As for profitability, the corporate’s long-term EBITDA goal sits at 5%. Final quarter, this goal was met by the Western/Northern European area, and subsequently, additionally partly because of the firm’s robust place on this area, I imagine that if the corporate had been to spin off many of the underperforming areas, amongst which is Grubhub, it might report an EBITDA margin of 4%-5% (of GTV) by FY25. But, I selected to stay extra conservative in my estimates.
I imagine profitability will probably be held again by underperforming areas like North America and Southern Europe, and an EBITDA margin within the vary of two% to three% is probably going, particularly as heated competitors in key areas will power the corporate to develop prices at a sooner tempo to take care of its market share, impacting margins.
These are my monetary projections primarily based on my analysis of the corporate and the underlying trade.
Transferring to the valuation, I imagine a conservative EBITDA a number of of 7x, which sits beneath the European inventory market common of 12x and its peer common of 9/10x, rightfully accounts for the corporate’s latest struggles, attainable market share losses and its considerably unpredictable outlook attributable to attainable area exits.

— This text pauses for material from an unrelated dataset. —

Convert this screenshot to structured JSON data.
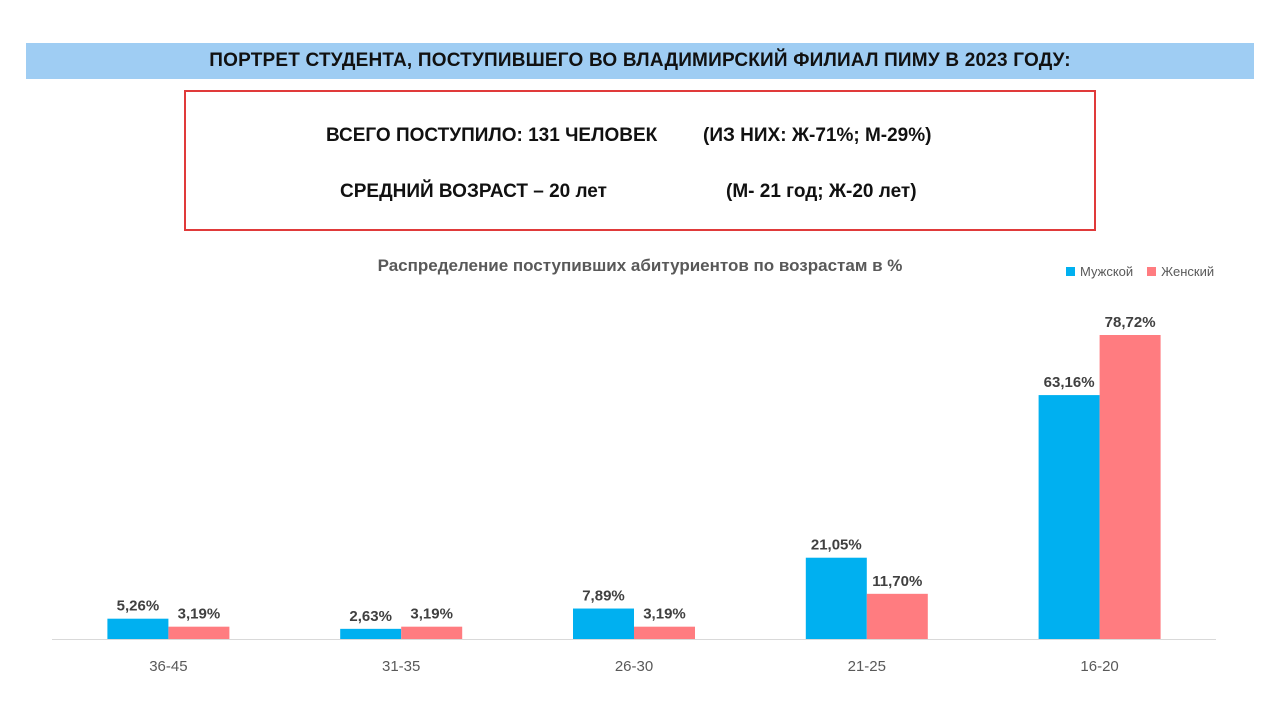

Primarily based on this a number of, I calculate a FY25 worth goal of €27. Going with an annual return of 12.5%, which might be the minimal return to aspire when investing in a high-risk inventory like Simply Eat, I imagine a present honest worth share worth sits round €20, leaving an upside of about 54% from its present depressed share worth of round €13.
Conclusion
Wanting on the firm fundamentals and developments over the past couple of years, in addition to its progress outlook, I might be urged to offer the shares an keep away from/promote ranking as I imagine there are better-positioned corporations on the market to learn from the expansion within the meals supply trade. I nonetheless imagine that is the case and am not an enormous fan of Simply Eat as a long-term funding attributable to its deteriorating fundamentals and underperformance to friends.

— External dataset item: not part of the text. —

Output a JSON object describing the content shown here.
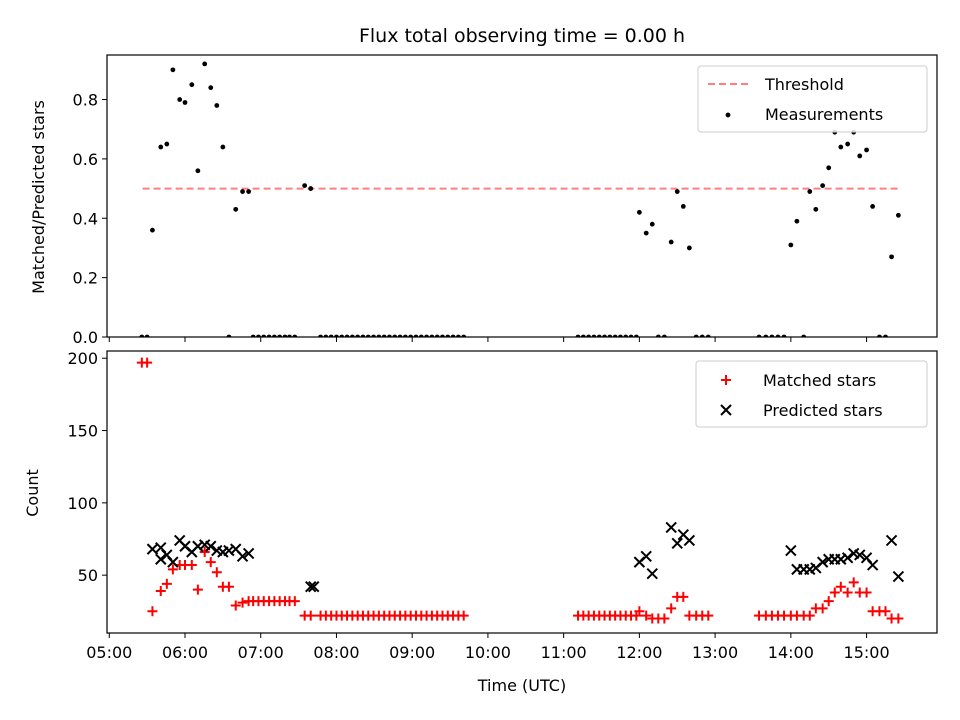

But, on the similar time, the present share worth and valuation, even primarily based on a conservative gross sales progress and margin growth outlook, appears reasonably engaging as a medium-term commerce of round 2/3 years. The present valuation presents important draw back safety, even when progress is available in far beneath my present estimates. There may be a lot worth on the desk right here and I imagine that the present share worth presents a horny entry level for buyers to learn from, even when I’m fairly bearish on the corporate’s prospects and long-term potential.
In consequence, I do fee shares a purchase as the present undervaluation is unjustified. For these searching for a shorter-term commerce, the present undervaluation of the shares ought to ship wonderful worth, though with a barely increased threat profile. I might advocate buyers to maintain a detailed eye on its quickly growing fundamentals.

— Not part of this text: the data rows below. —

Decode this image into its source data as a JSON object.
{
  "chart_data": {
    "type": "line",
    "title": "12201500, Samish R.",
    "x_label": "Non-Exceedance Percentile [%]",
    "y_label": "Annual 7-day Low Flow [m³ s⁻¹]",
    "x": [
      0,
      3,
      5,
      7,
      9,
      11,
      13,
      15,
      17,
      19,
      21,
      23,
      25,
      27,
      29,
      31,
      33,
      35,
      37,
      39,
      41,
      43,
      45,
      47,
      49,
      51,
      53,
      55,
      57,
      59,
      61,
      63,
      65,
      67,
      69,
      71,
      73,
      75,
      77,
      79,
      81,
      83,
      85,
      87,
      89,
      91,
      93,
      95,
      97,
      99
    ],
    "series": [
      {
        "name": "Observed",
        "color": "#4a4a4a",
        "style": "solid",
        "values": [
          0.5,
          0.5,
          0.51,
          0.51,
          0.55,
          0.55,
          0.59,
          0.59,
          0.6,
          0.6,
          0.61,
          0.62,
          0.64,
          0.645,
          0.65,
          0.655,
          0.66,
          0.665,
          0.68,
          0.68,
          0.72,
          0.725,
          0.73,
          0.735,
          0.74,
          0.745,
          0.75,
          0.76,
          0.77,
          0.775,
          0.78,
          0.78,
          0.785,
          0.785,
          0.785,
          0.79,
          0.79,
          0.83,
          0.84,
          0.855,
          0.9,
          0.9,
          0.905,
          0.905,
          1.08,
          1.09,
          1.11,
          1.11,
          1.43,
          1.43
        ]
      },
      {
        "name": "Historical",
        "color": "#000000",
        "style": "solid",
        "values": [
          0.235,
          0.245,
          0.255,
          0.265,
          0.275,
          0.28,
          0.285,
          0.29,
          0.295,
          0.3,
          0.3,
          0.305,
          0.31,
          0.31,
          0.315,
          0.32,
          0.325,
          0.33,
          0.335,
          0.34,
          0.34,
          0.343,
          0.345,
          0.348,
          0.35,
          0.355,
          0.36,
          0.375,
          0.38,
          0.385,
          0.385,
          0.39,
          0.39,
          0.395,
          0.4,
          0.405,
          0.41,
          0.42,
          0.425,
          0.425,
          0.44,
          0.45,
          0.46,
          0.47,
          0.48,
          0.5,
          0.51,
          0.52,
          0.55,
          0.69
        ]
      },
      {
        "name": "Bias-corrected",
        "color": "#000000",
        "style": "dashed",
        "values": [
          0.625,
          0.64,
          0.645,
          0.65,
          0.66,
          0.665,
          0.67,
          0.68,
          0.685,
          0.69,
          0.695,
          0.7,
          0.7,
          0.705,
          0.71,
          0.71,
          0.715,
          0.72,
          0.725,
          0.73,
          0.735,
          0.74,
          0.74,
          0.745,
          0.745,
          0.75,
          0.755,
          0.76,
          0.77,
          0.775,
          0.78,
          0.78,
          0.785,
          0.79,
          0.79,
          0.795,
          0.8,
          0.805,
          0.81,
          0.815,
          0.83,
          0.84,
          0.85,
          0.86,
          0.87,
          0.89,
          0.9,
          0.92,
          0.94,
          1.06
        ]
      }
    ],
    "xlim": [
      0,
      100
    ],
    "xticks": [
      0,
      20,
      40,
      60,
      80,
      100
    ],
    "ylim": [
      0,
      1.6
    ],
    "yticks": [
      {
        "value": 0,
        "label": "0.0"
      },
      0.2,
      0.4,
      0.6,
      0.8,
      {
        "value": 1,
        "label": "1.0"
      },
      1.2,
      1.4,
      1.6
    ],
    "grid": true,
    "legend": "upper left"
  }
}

But, for buyers searching for a long-term purchase and maintain, Simply Eat shouldn’t be the appropriate selection, and for these buyers, I like to recommend wanting additional on the likes of Uber and DoorDash as wonderful gamers within the meals supply trade.
With a 1-year worth goal of €23 and an upside of 77%, I fee Simply Eat Takeaway.com N.V. a purchase.
Editor’s Observe: This text discusses a number of securities that don’t commerce on a serious U.S. trade. Please pay attention to the dangers related to these shares.